Ospite -d’onore, direi- del benemerito 28° Film Festival CinemAmbiente (5-10 giugno 2025, Torino), è Asif Kapadia, regista britannico che presenta, nella serata di chiusura del Festival, il suo 2073.

Il lungometraggio aveva debuttato alla Mostra Internazionale d’Arte Cinematografica di Venezia, nella sezione Fuori Concorso – Non Fiction nel settembre 2024.


«Trump è stato esplicito sul tema della vendetta»: dice Asif Kapadia mentre presenta al pubblico il suo nuovo film 2073, il cui tema centrale è la minaccia alla democrazia, tuttavia, il film è stato realizzato prima della seconda elezione di Donald Trump, il cui nuovo insediamento ha trascinato il mondo in orrori ancora più espliciti. Quindi, le vicende più recenti legate a Trump non sono presenti nel film. Colpisce constatare come, rispetto alla distopia narrata, la realtà che viviamo abbia assunto contorni ancora più cupi.
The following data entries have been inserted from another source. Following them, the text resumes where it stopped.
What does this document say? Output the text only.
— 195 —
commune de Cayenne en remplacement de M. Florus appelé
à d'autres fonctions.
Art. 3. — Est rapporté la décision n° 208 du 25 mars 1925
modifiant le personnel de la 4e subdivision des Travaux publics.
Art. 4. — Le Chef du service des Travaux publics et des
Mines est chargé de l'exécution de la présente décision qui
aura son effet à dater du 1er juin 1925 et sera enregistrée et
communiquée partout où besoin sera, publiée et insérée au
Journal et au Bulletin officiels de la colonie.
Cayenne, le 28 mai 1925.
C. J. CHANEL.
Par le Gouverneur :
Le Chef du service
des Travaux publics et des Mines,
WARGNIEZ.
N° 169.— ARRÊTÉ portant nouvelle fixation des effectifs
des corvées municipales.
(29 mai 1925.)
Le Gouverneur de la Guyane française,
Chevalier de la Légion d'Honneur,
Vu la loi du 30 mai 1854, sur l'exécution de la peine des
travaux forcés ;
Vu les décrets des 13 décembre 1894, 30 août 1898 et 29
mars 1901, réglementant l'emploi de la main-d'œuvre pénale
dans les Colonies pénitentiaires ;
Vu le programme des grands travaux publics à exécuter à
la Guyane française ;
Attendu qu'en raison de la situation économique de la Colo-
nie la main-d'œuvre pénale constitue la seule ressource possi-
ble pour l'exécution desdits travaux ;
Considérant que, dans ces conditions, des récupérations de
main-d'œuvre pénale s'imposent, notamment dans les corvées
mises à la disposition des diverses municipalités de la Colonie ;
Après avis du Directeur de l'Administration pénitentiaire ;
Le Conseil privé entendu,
In conferenza stampa, chiedo a Kapadia come abbia scelto l’anno futuro che dà il titolo al suo film. Molti autori prima di lui — dal romanziere George Orwell con 1984, scritto nel 1948; a 2001: A Space Odyssey di Stanley Kubrick, realizzato nel 1968; fino a Blade Runner di Ridley Scott, realizzato nel 1982 e ambientato nel 2019, e tanti altri illustri esempi, hanno optato per una data non troppo lontana nel tempo, anzi, volutamente vicina, a suggerire un futuro incombente. Kapadia ha voluto adottare la stessa idea narrativa. E aggiunge che c’è poi anche un legame personale: il regista, nato a Londra nel 1972, sente una affinità con quell’anno, il 2073, che rappresenta idealmente quasi il centenario della sua nascita. È inoltre l’anno in cui i suoi figli avranno più o meno l’età che lui ha oggi: il film è un modo indiretto per chiedersi ‘che futuro lasceremo ai nostri figli’.  Infine, dice, "sono numeri che mi piacciono e spero portino fortuna al film".


2073 si presenta come un monito da un futuro devastato.
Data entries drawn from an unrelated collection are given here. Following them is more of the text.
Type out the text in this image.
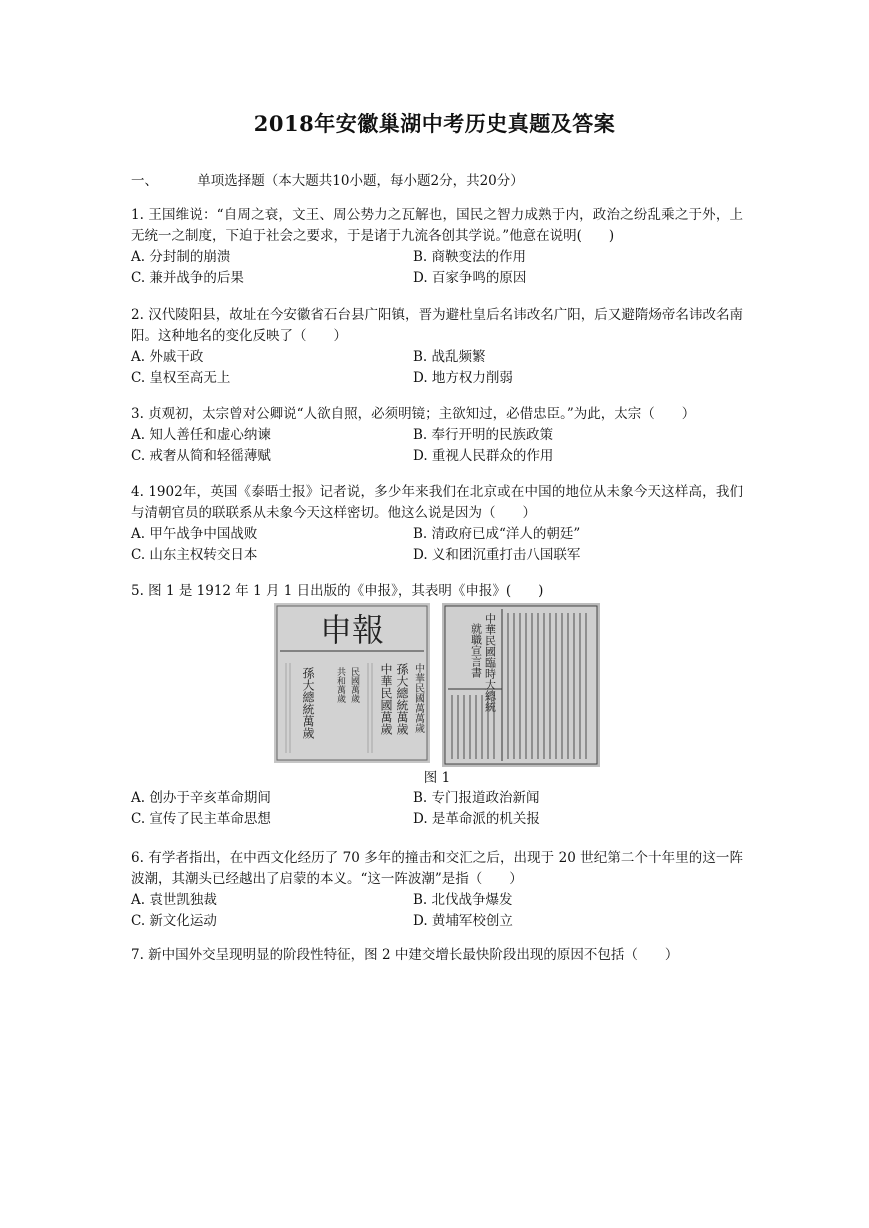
2018年安徽巢湖中考历史真题及答案
一、	单项选择题（本大题共10小题，每小题2分，共20分）
1. 王国维说：“自周之衰，文王、周公势力之瓦解也，国民之智力成熟于内，政治之纷乱乘之于外，上无统一之制度，下迫于社会之要求，于是诸于九流各创其学说。”他意在说明(　　)
A. 分封制的崩溃	B. 商鞅变法的作用
C. 兼并战争的后果	D. 百家争鸣的原因
2. 汉代陵阳县，故址在今安徽省石台县广阳镇，晋为避杜皇后名讳改名广阳，后又避隋炀帝名讳改名南阳。这种地名的变化反映了（　　）
A. 外戚干政	B. 战乱频繁
C. 皇权至高无上	D. 地方权力削弱
3. 贞观初，太宗曾对公卿说“人欲自照，必须明镜；主欲知过，必借忠臣。”为此，太宗（　　）
A. 知人善任和虚心纳谏	B. 奉行开明的民族政策
C. 戒奢从简和轻徭薄赋	D. 重视人民群众的作用
4. 1902年，英国《泰晤士报》记者说，多少年来我们在北京或在中国的地位从未象今天这样高，我们与清朝官员的联联系从未象今天这样密切。他这么说是因为（　　）
A. 甲午战争中国战败	B. 清政府已成“洋人的朝廷”
C. 山东主权转交日本	D. 义和团沉重打击八国联军
5. 图 1 是 1912 年 1 月 1 日出版的《申报》，其表明《申报》(　　)
申報
孫大總統萬歲 共和萬歲 民國萬歲 中華民國萬歲 孫大總統萬歲 中華民國萬萬歲	中華民國臨時大總統
就職宣言書
图 1
A. 创办于辛亥革命期间	B. 专门报道政治新闻
C. 宣传了民主革命思想	D. 是革命派的机关报
6. 有学者指出，在中西文化经历了 70 多年的撞击和交汇之后，出现于 20 世纪第二个十年里的这一阵波潮，其潮头已经越出了启蒙的本义。“这一阵波潮”是指（　　）
A. 袁世凯独裁	B. 北伐战争爆发
C. 新文化运动	D. 黄埔军校创立
7. 新中国外交呈现明显的阶段性特征，图 2 中建交增长最快阶段出现的原因不包括（　　）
Il film è in parte ispirato al cortometraggio del 1962 La Jetée di Chris Marker, capolavoro del cinema sperimentale e uno dei più celebri cortometraggi di Fantascienza mai realizzati.


Samantha Morton, attrice già apprezzata nel fantascientifico Minority Report  di Steven Spielberg (2002), interpreta ‘Ghost’, una superstite che non riesce più a parlare, dal giorno della deportazione della sua amata nonna partigiana, vive in solitudine in una landa desolata, arrangiandosi alla giornata come può, in un futuro prossimo post-apocalittico. La parte narrativa è intrecciata con elementi documentaristici, che trattano la crisi climatica, l’ascesa dell’estrema Destra, il fascismo aziendale, la sorveglianza tecnologica con il graduale e insidioso annientamento delle nostre libertà, il genocidio e la minaccia incombente dell’intelligenza artificiale, con una riflessione latente su  come si sia arrivati a quel futuro distopico.  È un equilibrio difficile — tra elementi di attualità documentaristica e fiction. In ogni momento, il film pare urlare di terrore esistenziale; e certamente tenta di  spronare il pubblico alla consapevolezza critica e all’azione.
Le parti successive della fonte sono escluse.